No terceiro dia, assisti uma apresentação sobre liderança em Agile. Uma apresentação de 180 minutos. No início foi interessante, Bud Phillips através de uma breve apresentação de cada participante abordou aspectos como a relação de liderança, escopo do produto, cultura e estrutura. Dentro destas vertentes é possível levantar aspectos como: oportunidades de mundanças, aspectos blocantes, questionamentos e elementos bem desenvolvidos.
Para fechar o dia, Gerad Mezaros falou de atividades importantes que devem acontecer antes da primeira iteração. Ele disse que em projetos waterfall há o desejo de se planejar até a hora em que o software entrará em desuso e projetos agile iniciam-se antes da hora, em muitos casos sem um planejamento adequado. Segundo ele é preciso ter bom censo para não se gastar muito tempo planejando e nem iniciando o desenvolvimento sem um planejamento mínimo necessário.
A apresentação sobre criação de arquivos mocks do brasileiro Paulo Caroli foi ótima, pessoal interagindo ao longo dos exemplos apresentados, muitos questionamentos. E quem estiver interessado, o Paulo disponibilizou os exemplos no google code: http://code.google.com/p/mocksamples
Diferentemente dos eventos aqui no Brasil geralmente em locais abertos, com expositores ao centro das salas, no Agile conference era local fechado com mais de 20 salas distribuídas em 2 torres com 3 andares cada. Para ser sincero, em alguns momentos me sentia perdido por lá.
O número de brasileiros foi outro fatos que me impressionou. Nos intervalos era difícil não ouvir conversas em português espalhadas.
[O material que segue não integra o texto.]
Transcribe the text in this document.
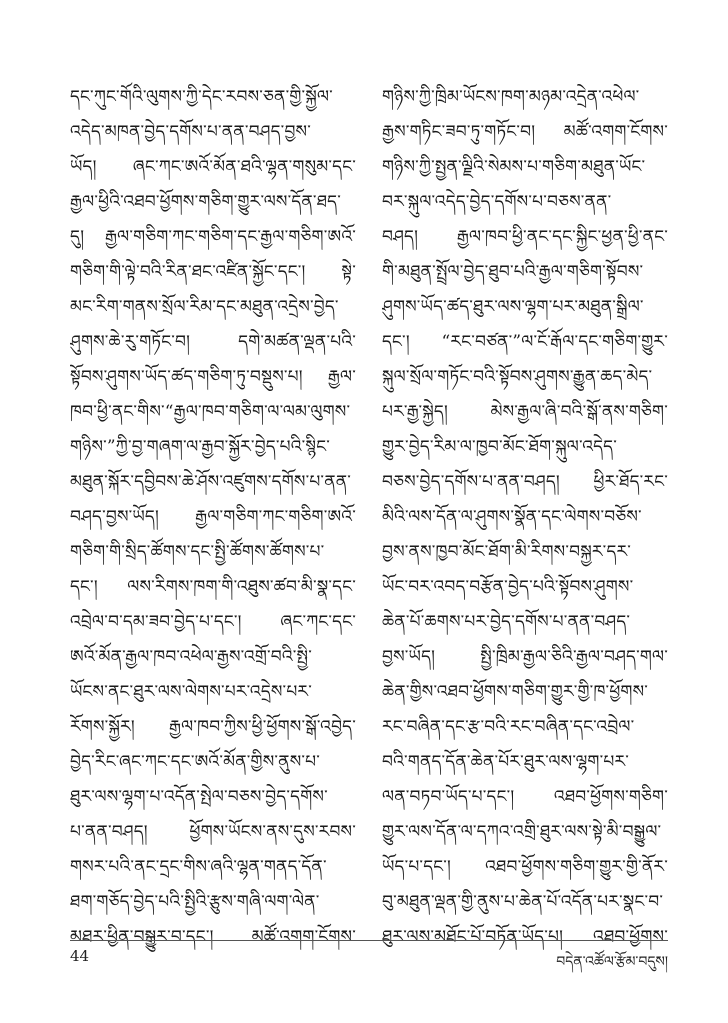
དང་ཀུང་གོའི་ལུགས་ཀྱི་དེང་རབས་ཅན་གྱི་སྐྱོལ་
འདེད་མཁན་བྱེད་དགོས་པ་ནན་བཤད་བྱས་
ཡོད། ཞང་ཀང་ཨའོ་མོན་ཐའི་ལྷན་གསུམ་དང་
རྒྱལ་ཕྱིའི་འཐབ་ཕྱོགས་གཅིག་གྱུར་ལས་དོན་ཐད་
དུ། རྒྱལ་གཅིག་ཀང་གཅིག་དང་རྒྱལ་གཅིག་ཨའོ་
གཅིག་གི་ལྟེ་བའི་རིན་ཐང་འཛིན་སྐྱོང་དང་། སྟེ་
མང་རིག་གནས་སྲོལ་རིམ་དང་མཐུན་འདྲེས་བྱེད་
ཤུགས་ཆེ་རུ་གཏོང་བ། དགེ་མཚན་ལྡན་པའི་
སྟོབས་ཤུགས་ཡོད་ཚད་གཅིག་ཏུ་བསྡུས་པ། རྒྱལ་
ཁབ་ཕྱི་ནང་གིས་“རྒྱལ་ཁབ་གཅིག་ལ་ལམ་ལུགས་
གཉིས་”ཀྱི་བྱ་གཞག་ལ་རྒྱབ་སྐྱོར་བྱེད་པའི་སྙིང་
མཐུན་སྐོར་དབྱིབས་ཆེ་ཤོས་འཛུགས་དགོས་པ་ནན་
བཤད་བྱས་ཡོད། རྒྱལ་གཅིག་ཀང་གཅིག་ཨའོ་
གཅིག་གི་སྲིད་ཚོགས་དང་སྤྱི་ཚོགས་ཚོགས་པ་
དང་། ལས་རིགས་ཁག་གི་འཐུས་ཚབ་མི་སྣ་དང་
འབྲེལ་བ་དམ་ཟབ་བྱེད་པ་དང་། ཞང་ཀང་དང་
ཨའོ་མོན་རྒྱལ་ཁབ་འཕེལ་རྒྱས་འགྲོ་བའི་སྤྱི་
ཡོངས་ནང་ཐུར་ལས་ལེགས་པར་འདྲེས་པར་
རོགས་སྐྱོར། རྒྱལ་ཁབ་ཀྱིས་ཕྱི་ཕྱོགས་སྒོ་འབྱེད་
བྱེད་རིང་ཞང་ཀང་དང་ཨའོ་མོན་གྱིས་ནུས་པ་
ཐུར་ལས་ལྷག་པ་འདོན་སྤེལ་བཅས་བྱེད་དགོས་
པ་ནན་བཤད། ཕྱོགས་ཡོངས་ནས་དུས་རབས་
གསར་པའི་ནང་དྲང་གིས་ཞའི་ལྷན་གནད་དོན་
ཐག་གཅོད་བྱེད་པའི་སྤྱིའི་རྩུས་གཞི་ལག་ལེན་
མཐར་ཕྱིན་བསྒྱུར་བ་དང་། མཚོ་འགག་ངོགས་
གཉིས་ཀྱི་ཁྲིམ་ཡོངས་ཁག་མཉམ་འདྲེན་འཕེལ་
རྒྱས་གཏིང་ཟབ་ཏུ་གཏོང་བ། མཚོ་འགག་ངོགས་
གཉིས་ཀྱི་སྤྱན་ལྗིའི་སེམས་པ་གཅིག་མཐུན་ཡོང་
བར་སྐུལ་འདེད་བྱེད་དགོས་པ་བཅས་ནན་
བཤད། རྒྱལ་ཁབ་ཕྱི་ནང་དང་སྐྱིང་ཕྱན་ཕྱི་ནང་
གི་མཐུན་སྤྲོལ་བྱེད་ཐུབ་པའི་རྒྱལ་གཅིག་སྟོབས་
ཤུགས་ཡོད་ཚད་ཐུར་ལས་ལྷག་པར་མཐུན་སྒྲིལ་
དང་། “རང་བཙན་”ལ་ངོ་རྒོལ་དང་གཅིག་གྱུར་
སྐུལ་སྲོལ་གཏོང་བའི་སྟོབས་ཤུགས་རྒྱུན་ཆད་མེད་
པར་རྒྱ་སྐྱེད། མེས་རྒྱལ་ཞི་བའི་སྒོ་ནས་གཅིག་
གྱུར་བྱེད་རིམ་ལ་ཁྱབ་མོང་ཐོག་སྐུལ་འདེད་
བཅས་བྱེད་དགོས་པ་ནན་བཤད། ཕྱིར་ཐོད་རང་
མིའི་ལས་དོན་ལ་ཤུགས་སྣོན་དང་ལེགས་བཅོས་
བྱས་ནས་ཁྱབ་མོང་ཐོག་མི་རིགས་བསྐྱར་དར་
ཡོང་བར་འབད་བརྩོན་བྱེད་པའི་སྟོབས་ཤུགས་
ཆེན་པོ་ཆགས་པར་བྱེད་དགོས་པ་ནན་བཤད་
བྱས་ཡོད། སྤྱི་ཁྲིམ་རྒྱལ་ཅིའི་རྒྱལ་བཤད་གལ་
ཆེན་གྱིས་འཐབ་ཕྱོགས་གཅིག་གྱུར་གྱི་ཁ་ཕྱོགས་
རང་བཞིན་དང་རྩ་བའི་རང་བཞིན་དང་འབྲེལ་
བའི་གནད་དོན་ཆེན་པོར་ཐུར་ལས་ལྷག་པར་
ལན་བཏབ་ཡོད་པ་དང་། འཐབ་ཕྱོགས་གཅིག་
གྱུར་ལས་དོན་ལ་དཀའ་འགྲི་ཐུར་ལས་སྟེ་མི་བསྒྱུལ་
ཡོད་པ་དང་། འཐབ་ཕྱོགས་གཅིག་གྱུར་གྱི་ནོར་
བུ་མཐུན་ལྡན་གྱི་ནུས་པ་ཆེན་པོ་འདོན་པར་སྣང་བ་
ཐུར་ལས་མཐོང་པོ་བཏོན་ཡོད་པ། འཐབ་ཕྱོགས་
44	བདེན་འཚོལ་རྩོམ་བདུས།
Acredito que havia mais de 50 brasileiros, sempre que conversava com alguma pessoa que falava que era brasileiro, todos comentavam o número e a euforia passada de nós brasileiros.
Valeu a pena todo o meu esforço e meu investimento feitos para ir ao evento. Aprendi muito e sei que posso aplicar diversas idéias que ajudarão no dia-a-dia do meu trabalho.